Foncier, énergie, production agricole

Photovoltaïque agricole : une charte pour un développement encadré et harmonieux


TNC le 19/01/2021 à 17:19
Bruno Bensasson (EDF), Christiane Lambert (FNSEA) et Sébastien Windsor (APCA) ont signé le 19 janvier une charte pour encadrer le développement du photovoltaïque agricole (©FNSEA)

Bruno Bensasson (EDF), Christiane Lambert (FNSEA) et Sébastien Windsor (APCA) ont signé le 19 janvier une charte pour encadrer le développement du photovoltaïque agricole (©FNSEA)

Après plusieurs années d’élaboration, la FNSEA, l’APCA et EDF renouvelables ont signé le 19 janvier une charte destinée à favoriser la production d’énergies renouvelables en milieu agricole, sans concurrencer l’activité de production et en préservant les terres.

Plébiscitées dans le cadre de la transition énergétique, les énergies renouvelables constituent une source de diversification et un complément de revenu intéressant pour les agriculteurs. Néanmoins, le développement de l’agrivoltaïsme, notamment du solaire, peut venir concurrencer l’activité de production agricole.

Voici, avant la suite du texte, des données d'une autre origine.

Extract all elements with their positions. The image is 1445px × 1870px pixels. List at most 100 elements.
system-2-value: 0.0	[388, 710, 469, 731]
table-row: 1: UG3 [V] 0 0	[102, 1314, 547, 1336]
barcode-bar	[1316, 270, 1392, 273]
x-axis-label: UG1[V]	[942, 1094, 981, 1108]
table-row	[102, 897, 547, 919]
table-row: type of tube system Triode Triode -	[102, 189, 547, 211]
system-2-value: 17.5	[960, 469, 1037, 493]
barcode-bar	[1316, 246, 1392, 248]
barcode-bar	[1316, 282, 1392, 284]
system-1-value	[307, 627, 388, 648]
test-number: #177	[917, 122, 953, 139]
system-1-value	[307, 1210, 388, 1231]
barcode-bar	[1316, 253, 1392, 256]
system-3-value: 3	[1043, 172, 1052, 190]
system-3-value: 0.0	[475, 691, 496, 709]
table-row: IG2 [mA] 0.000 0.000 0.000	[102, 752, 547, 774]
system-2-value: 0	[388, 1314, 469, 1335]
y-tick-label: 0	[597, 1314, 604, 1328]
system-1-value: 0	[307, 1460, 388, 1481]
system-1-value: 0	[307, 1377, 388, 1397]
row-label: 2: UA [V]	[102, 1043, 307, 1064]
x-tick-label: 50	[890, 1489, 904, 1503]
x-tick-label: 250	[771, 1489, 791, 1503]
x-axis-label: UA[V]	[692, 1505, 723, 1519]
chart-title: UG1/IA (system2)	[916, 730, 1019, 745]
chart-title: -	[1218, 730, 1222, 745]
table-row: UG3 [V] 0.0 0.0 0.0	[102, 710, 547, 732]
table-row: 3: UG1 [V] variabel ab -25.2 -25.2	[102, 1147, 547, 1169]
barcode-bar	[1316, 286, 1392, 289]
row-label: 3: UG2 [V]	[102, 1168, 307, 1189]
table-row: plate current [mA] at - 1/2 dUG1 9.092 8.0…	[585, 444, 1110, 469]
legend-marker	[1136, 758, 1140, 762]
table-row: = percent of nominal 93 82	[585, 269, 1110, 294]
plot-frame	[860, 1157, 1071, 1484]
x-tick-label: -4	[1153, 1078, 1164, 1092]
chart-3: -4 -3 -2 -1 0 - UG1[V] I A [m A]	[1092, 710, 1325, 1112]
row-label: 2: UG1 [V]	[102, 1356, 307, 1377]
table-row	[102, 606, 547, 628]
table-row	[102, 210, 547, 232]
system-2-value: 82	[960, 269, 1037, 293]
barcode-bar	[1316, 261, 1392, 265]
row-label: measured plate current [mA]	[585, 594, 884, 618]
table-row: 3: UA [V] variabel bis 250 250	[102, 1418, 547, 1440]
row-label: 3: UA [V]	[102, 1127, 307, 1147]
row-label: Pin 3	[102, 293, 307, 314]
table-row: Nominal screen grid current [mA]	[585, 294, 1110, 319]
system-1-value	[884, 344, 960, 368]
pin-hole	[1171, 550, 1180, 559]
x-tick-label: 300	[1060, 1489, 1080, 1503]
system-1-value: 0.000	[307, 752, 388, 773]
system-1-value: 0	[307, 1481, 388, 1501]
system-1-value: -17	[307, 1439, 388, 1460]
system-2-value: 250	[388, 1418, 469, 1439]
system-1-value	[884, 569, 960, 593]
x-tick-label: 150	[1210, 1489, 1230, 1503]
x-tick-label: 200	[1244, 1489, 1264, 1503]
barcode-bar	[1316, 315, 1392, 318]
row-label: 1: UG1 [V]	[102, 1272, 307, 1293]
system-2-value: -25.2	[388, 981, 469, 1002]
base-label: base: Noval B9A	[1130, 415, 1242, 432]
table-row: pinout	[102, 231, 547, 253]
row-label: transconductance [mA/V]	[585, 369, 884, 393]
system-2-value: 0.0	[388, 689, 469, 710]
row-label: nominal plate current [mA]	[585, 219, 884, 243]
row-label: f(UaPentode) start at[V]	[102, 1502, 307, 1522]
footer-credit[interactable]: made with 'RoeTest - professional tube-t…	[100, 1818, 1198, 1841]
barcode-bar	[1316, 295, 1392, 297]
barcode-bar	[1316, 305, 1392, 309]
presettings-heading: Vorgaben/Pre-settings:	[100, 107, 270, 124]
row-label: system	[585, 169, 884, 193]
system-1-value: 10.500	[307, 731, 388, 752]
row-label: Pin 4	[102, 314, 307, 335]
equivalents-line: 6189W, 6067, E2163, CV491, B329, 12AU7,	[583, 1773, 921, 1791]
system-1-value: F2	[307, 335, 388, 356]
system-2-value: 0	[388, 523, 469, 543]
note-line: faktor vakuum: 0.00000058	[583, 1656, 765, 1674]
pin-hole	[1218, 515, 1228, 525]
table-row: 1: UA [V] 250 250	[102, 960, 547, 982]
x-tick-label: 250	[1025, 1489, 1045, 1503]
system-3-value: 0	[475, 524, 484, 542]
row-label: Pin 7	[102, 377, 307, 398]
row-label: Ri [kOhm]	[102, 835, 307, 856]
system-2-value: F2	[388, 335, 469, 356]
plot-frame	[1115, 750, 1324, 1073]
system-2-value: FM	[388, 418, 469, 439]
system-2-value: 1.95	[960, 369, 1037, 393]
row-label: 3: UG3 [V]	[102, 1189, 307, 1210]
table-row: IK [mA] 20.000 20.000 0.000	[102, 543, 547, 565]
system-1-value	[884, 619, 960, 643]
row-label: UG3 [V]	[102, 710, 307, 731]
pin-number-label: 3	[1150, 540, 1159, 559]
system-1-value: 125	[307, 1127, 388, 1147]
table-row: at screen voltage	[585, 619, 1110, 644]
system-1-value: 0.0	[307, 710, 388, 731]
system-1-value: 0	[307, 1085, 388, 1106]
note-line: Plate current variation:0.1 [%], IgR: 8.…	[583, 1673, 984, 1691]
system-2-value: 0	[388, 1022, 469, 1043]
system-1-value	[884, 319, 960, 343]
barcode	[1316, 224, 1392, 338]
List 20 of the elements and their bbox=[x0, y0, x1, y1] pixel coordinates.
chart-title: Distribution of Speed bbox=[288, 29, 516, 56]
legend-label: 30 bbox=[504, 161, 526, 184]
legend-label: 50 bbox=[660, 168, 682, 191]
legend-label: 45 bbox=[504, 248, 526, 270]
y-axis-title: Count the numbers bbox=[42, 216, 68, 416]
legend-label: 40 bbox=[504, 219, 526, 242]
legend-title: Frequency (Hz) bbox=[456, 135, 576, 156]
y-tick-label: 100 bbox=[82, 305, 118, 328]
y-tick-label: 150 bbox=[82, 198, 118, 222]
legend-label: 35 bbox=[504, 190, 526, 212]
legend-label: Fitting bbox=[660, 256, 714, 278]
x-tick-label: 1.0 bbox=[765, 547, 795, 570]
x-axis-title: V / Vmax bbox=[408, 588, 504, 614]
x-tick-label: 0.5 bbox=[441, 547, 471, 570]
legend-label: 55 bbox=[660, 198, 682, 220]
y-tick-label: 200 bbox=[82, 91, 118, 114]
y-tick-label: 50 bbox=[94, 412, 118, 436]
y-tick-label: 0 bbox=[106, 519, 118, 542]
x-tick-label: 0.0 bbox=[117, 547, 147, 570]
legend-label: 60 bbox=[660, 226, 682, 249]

« Nous avons voulu répondre à plusieurs objectifs : encourager la production d’énergie mais aussi protéger le foncier, et pérenniser l’activité agricole, d’autant plus que l’enjeu de souveraineté alimentaire est aujourd’hui réaffirmé », a ainsi expliqué Christiane Lambert, présidente de la FNSEA. Le 19 janvier, le syndicat a signé, avec l’APCA et EDF Renouvelables, une charte de bonnes pratiques pour encadrer la production d’électricité d’origine photovoltaïque en milieu agricole.

Adapter au contexte local

« L’agrivoltaïsme, c’est le développement d’une activité photovoltaïque compatible avec l’activité agricole, pas forcément sur les toits des bâtiments, cela peut être aussi des panneaux qui font à la fois de l’ombrage et qui protègent des excès d’eau, ou qui servent de support à des filets paragrêle », explique Sébastien Windsor, président des Chambres d’agricultures, pour qui la charte « permettra d’avoir une discussion à l’échelle locale, pour s’adapter à chaque contexte ».

Au-delà de la chambre d’agriculture, un passage du projet devant la CDPENAF (Commission départementale de préservation des espaces naturels agricoles et forestiers) est prévue par la charte.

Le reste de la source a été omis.